Affront to Constitution

The invitation to an official dinner to a convict by a government constituted as per provisions of the Constitution is an affront to the word and spirit of law as also against the oath the Prime Minister and his colleagues had taken at the time of being sworn to office: “to do right to all manner of people in accordance with the Constitution and the law, without fear or favour, affection or ill-will”.

The former minister and MP Shibboo Soren and the convict Shibboo Soren are not two different identities; both are one and the same individuals in body and soul. Even if motivated by considerations of political expediency, the solicitation extends an honour to a person convicted of a heinous crime.

On assuming office the UPA invented a new alibi to save itself of the embarrassment and also its government -- the alibi that every person is 'innocent' till convicted by a court of law. This it did because without propagating this high principle, it could initially neither garner majority to form a government nor could the government subsist for a moment

Shibboo Soren stands condemned for the crime of a murder.
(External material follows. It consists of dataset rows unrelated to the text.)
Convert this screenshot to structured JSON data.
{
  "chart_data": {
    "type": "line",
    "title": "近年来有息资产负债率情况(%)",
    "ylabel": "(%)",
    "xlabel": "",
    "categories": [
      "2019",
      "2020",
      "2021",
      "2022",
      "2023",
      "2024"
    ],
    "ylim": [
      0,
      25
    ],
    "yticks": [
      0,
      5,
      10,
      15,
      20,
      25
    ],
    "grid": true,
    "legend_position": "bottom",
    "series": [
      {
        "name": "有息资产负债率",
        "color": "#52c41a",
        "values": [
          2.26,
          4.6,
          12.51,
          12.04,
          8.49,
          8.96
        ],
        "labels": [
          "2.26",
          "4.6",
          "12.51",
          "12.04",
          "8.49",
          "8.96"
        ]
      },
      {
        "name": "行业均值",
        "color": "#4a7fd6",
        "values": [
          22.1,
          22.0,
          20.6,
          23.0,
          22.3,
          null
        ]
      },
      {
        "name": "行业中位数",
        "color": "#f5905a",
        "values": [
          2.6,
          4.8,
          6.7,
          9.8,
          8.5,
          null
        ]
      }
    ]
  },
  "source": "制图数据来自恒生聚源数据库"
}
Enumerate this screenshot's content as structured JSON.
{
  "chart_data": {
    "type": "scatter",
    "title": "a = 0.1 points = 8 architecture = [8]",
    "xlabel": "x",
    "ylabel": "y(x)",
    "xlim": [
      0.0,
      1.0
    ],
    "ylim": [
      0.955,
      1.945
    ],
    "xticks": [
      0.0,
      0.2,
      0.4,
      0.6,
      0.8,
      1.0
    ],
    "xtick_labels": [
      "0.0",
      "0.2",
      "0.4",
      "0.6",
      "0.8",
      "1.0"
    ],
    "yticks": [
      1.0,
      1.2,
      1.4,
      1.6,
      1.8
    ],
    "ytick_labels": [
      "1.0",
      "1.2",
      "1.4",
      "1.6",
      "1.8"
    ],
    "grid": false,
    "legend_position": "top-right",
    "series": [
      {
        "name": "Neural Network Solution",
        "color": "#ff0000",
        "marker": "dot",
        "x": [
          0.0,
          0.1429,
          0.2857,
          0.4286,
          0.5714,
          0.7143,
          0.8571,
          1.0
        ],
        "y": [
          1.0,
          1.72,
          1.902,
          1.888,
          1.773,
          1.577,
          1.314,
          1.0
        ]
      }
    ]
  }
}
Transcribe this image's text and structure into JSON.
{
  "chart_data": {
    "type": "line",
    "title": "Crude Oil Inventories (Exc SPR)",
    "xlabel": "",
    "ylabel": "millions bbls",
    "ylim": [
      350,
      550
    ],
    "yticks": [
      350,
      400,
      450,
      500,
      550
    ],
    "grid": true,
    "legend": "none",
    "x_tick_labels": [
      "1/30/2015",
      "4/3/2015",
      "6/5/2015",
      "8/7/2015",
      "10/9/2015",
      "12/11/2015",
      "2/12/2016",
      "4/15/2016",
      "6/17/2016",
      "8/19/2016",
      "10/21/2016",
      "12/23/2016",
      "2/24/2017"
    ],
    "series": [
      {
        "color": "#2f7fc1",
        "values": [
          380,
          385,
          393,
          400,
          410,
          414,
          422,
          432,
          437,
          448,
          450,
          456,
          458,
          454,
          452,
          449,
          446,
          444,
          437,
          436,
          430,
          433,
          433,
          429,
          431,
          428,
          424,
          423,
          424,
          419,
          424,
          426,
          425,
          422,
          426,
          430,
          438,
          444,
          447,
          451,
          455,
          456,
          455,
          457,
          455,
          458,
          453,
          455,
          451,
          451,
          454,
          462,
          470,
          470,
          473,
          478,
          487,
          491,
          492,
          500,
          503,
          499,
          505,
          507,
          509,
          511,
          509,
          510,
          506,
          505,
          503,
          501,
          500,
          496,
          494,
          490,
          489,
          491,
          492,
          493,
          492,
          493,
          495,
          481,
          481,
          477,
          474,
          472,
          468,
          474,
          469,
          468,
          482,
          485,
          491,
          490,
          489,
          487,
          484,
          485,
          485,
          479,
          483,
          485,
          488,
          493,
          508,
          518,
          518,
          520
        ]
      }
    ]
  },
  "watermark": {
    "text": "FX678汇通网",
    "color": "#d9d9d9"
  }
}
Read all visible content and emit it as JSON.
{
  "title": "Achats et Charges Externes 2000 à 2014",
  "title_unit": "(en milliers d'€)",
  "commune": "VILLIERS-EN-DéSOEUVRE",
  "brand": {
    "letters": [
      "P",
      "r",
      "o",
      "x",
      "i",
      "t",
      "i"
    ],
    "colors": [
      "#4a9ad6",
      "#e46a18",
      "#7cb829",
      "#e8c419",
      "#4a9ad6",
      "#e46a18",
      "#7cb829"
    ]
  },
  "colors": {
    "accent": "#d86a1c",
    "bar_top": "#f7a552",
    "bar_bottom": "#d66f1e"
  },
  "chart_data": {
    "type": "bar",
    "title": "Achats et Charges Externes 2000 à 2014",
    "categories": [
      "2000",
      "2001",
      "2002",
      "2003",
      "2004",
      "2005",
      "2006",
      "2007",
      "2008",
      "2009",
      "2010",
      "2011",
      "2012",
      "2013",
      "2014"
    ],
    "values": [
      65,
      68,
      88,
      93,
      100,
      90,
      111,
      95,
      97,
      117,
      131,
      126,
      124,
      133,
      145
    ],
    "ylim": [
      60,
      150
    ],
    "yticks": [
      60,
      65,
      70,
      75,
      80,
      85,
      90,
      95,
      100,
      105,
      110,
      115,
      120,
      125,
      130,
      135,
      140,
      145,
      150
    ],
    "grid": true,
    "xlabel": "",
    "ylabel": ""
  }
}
If UPA wishes to stretch the argument that he continues to be 'innocent' as the highest court of the country, the Supreme Court (his case is as yet pending in Delhi High Court), has not as yet given the final word, it could be accused of being illogical just to stick to power. Despite the glare of reality, UPA continues tosee this reality as accepting Soren as a convict as per court verdict has disastrous political ramifications for its life in power.

Harshad Mehta 'innocent'?

Surprisingly, UPA invokes this 'innocent' doctrine only when it serves its political purpose. Not otherwise. In numerous cases has it demanded resignation – or dismissal -- of chief ministers and ministers of non-UPA governments and politicians even where no criminal case had been registered against them, not to speak of their having been charge-sheeted or convicted, like Shibboo Soren and many others in UPA, for any crime by any court of law.
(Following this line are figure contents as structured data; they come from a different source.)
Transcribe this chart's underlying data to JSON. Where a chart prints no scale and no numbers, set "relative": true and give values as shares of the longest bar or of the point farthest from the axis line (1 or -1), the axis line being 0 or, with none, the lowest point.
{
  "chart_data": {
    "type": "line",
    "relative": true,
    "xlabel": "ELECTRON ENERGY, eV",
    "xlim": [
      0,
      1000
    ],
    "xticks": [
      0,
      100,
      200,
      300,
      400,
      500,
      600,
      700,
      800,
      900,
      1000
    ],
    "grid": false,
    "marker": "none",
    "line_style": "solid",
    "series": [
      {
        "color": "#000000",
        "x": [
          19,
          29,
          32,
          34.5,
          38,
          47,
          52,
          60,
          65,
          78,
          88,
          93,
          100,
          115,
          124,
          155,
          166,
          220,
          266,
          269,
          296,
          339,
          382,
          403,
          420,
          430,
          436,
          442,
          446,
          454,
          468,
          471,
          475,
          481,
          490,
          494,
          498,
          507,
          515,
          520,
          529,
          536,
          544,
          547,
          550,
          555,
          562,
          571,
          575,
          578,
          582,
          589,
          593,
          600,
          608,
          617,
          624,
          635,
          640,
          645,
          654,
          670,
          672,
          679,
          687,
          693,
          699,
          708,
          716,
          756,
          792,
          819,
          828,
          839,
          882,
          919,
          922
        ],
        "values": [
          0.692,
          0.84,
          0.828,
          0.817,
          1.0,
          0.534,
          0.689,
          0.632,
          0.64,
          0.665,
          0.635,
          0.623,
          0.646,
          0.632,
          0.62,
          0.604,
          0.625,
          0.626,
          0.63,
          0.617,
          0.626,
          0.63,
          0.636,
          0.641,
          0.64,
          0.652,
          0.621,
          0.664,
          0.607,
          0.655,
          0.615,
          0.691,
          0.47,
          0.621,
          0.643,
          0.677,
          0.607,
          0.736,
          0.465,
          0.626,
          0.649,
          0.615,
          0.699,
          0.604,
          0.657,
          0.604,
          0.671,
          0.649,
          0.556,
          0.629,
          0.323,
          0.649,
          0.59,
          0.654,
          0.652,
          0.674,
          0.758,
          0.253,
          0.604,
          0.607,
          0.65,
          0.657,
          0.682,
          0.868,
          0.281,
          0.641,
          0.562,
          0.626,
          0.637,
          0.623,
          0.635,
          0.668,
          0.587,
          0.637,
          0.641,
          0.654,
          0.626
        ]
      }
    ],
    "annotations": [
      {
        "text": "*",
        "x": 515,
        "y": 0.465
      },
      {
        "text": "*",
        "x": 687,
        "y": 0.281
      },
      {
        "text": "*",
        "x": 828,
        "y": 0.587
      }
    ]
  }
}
Congress hasn't have got, as yet, this alibi of 'innocence' patented in its name that no one else can use it. Tomorrow late Harshad Mehta's family can, with the equal vehemence of moral force, also claim that he was 'innocent' because although convicted by a lower court, the Supreme Court had not said the final word in his case because his appeals against conviction were pending consideration in courts at the time of his death.